Ces confidences sont reflétées dans son livre Northern Wildflower, qui, dit-elle, est un hommage à sa grand-mère et suggère des façons d’améliorer le système.


Avec ses spécificités, le livre illustre une dynamique récurrente. « Je sens que mon histoire a besoin d’être dite, affirme Catherine Lafferty, parce que beaucoup d’Autochtones ne parlent pas de qui leur est arrivé. »
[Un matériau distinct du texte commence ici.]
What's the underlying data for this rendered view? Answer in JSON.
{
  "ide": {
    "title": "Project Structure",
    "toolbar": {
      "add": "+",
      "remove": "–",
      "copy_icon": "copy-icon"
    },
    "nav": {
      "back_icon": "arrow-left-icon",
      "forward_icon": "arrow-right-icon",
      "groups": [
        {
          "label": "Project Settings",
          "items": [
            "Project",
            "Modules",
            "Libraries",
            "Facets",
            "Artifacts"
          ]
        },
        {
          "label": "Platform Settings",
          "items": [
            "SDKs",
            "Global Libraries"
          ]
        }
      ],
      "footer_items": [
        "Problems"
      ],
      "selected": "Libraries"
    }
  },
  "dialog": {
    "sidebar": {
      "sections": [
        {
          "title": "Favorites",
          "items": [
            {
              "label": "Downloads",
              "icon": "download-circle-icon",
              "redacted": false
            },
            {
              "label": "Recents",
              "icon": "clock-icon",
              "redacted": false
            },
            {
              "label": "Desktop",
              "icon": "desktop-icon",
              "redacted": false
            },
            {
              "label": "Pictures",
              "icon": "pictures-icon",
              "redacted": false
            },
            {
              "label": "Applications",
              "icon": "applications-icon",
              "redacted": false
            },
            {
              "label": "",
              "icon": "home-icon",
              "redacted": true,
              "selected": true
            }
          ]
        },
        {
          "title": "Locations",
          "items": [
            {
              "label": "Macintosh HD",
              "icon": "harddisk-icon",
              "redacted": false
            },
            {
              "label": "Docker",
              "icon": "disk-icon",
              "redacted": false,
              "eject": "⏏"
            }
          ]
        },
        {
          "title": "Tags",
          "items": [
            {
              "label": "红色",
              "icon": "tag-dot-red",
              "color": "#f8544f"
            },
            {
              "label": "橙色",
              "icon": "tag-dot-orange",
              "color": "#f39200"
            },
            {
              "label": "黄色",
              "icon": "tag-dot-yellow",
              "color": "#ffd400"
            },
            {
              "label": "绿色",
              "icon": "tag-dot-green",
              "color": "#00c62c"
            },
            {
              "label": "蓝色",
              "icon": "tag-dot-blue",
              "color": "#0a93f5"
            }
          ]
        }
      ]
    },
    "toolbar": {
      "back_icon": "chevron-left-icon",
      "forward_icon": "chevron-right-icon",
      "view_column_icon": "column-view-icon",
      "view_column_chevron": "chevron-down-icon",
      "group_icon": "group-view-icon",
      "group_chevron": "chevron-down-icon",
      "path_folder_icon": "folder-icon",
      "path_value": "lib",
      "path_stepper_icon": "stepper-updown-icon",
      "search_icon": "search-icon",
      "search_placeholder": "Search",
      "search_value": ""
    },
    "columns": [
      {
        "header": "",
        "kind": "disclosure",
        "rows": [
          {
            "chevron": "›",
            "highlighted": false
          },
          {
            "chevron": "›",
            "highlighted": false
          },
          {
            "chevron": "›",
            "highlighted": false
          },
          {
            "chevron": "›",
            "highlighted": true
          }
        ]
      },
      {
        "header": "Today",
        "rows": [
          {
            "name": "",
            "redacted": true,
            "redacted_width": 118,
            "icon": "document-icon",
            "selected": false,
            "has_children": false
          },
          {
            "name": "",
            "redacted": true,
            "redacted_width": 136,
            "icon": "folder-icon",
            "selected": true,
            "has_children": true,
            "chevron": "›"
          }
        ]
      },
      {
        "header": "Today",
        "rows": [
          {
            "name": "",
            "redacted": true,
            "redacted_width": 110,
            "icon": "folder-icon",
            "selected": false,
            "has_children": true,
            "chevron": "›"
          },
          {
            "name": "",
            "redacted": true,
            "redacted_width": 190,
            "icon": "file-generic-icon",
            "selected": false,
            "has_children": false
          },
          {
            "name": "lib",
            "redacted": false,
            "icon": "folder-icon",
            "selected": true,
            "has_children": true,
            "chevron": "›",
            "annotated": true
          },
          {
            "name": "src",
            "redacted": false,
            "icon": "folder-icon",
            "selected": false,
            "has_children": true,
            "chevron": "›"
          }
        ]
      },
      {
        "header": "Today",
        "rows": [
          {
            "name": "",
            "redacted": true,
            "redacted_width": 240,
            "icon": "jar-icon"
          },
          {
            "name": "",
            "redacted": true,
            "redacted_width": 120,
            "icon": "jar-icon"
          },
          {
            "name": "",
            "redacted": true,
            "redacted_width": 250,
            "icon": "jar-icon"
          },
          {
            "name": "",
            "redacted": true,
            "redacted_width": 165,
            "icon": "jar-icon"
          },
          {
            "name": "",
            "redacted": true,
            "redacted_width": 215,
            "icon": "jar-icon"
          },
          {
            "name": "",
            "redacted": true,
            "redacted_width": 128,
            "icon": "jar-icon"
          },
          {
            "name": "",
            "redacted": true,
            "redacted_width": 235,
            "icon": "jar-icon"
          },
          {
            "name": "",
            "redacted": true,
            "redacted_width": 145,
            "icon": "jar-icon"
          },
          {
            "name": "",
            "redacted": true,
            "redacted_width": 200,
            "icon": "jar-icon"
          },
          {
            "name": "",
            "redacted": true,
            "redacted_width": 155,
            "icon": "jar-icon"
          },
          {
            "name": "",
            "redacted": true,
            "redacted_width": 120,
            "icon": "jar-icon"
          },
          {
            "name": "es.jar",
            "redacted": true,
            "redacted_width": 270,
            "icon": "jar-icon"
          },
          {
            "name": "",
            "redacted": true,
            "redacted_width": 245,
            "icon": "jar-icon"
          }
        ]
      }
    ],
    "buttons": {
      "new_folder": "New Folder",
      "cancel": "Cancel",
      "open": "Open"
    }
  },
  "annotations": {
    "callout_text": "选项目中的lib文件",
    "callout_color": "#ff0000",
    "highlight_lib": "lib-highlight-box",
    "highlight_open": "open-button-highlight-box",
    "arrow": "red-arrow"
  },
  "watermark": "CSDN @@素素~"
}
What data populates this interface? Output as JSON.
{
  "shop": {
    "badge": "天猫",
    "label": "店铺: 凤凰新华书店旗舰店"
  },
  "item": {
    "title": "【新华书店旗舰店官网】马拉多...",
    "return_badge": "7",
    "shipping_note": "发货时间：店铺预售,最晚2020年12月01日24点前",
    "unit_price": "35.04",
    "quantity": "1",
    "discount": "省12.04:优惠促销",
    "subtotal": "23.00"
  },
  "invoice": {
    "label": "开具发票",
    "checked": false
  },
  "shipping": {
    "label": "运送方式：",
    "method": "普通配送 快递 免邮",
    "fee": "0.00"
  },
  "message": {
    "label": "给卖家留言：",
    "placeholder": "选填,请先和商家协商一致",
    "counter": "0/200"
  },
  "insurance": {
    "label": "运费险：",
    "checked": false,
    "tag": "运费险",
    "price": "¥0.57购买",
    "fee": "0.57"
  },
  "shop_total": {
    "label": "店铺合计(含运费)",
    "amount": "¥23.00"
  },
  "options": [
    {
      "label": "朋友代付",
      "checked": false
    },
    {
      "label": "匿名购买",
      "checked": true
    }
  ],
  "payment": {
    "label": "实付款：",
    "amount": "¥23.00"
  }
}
Mais, dit-elle, aujourd’hui, ce silence tend à se changer en parole et c’est bon. « Ils disent qu’il faut sept générations pour guérir du trauma des pensionnats amérindiens. J’essaie de raccourcir [ce terme] pour mes enfants. »

Services sociaux, emploi et éducation
Lors du dialogue avec Mme Ruzindana Umunyana, Mme Lafferty a identifié les services sociaux, l’emploi et l’éducation comme les domaines prioritaires de changements pour les Autochtones du Nord.


Les travailleurs sociaux qui viennent travailler aux Territoires du Nord-Ouest doivent connaitre l’histoire de ses habitants. Ce dossier traine depuis plusieurs années au gouvernement, dénonce Catherine Lafferty. Elle revendique également un plus grand nombre de familles d’accueil autochtones aux TNO.


L’embauche de travailleurs autochtones locaux doit redevenir prioritaire et les Autochtones, conformément aux traités, doivent pouvoir étudier gratuitement dans le Sud, d’autant plus qu’il n’y a pas d’établissement d’enseignement postsecondaire aux TNO hormis le collège Aurora.

Point tournant
Mme Lafferty croit que les Autochtones des TNO, après s’être longtemps mobilisés pour des changements, sont à un moment charnière de leur histoire. « Quelque chose de bon s’en vient, dit-elle. [...] Avec la croissance de la souveraineté, nous allons devenir prospères et égaux au gouvernement. Nous sommes les opposés des colonialistes, nous allons comprendre et probablement travailler avec des immigrants. Nous avons l’occasion de changer les relations, pour qu’aucune partie ne souffre du fait de travailler ensemble. Je crois vraiment que c’est possible. »


« Mais, ajoute-t-elle, il faut faire quelque chose maintenant. Être alliés sans rester dans notre silo, construire des ponts en évitant que ce soit politisé. »


Angélique Ruzindana Umunyana a amorcé des contacts auprès d’organismes d’accueil des immigrants, notamment la Fédération franco-ténoise, pour mettre au point un mécanisme formel qui permettrait aux immigrants de connaitre les cultures et histoires de peuples autochtones locaux dès les premiers mois de leur arrivée au Canada.

 

 


Cet article a été assigné par la rédactrice invitée de L’Aquilone, Angélique Ruzindana Umunyana.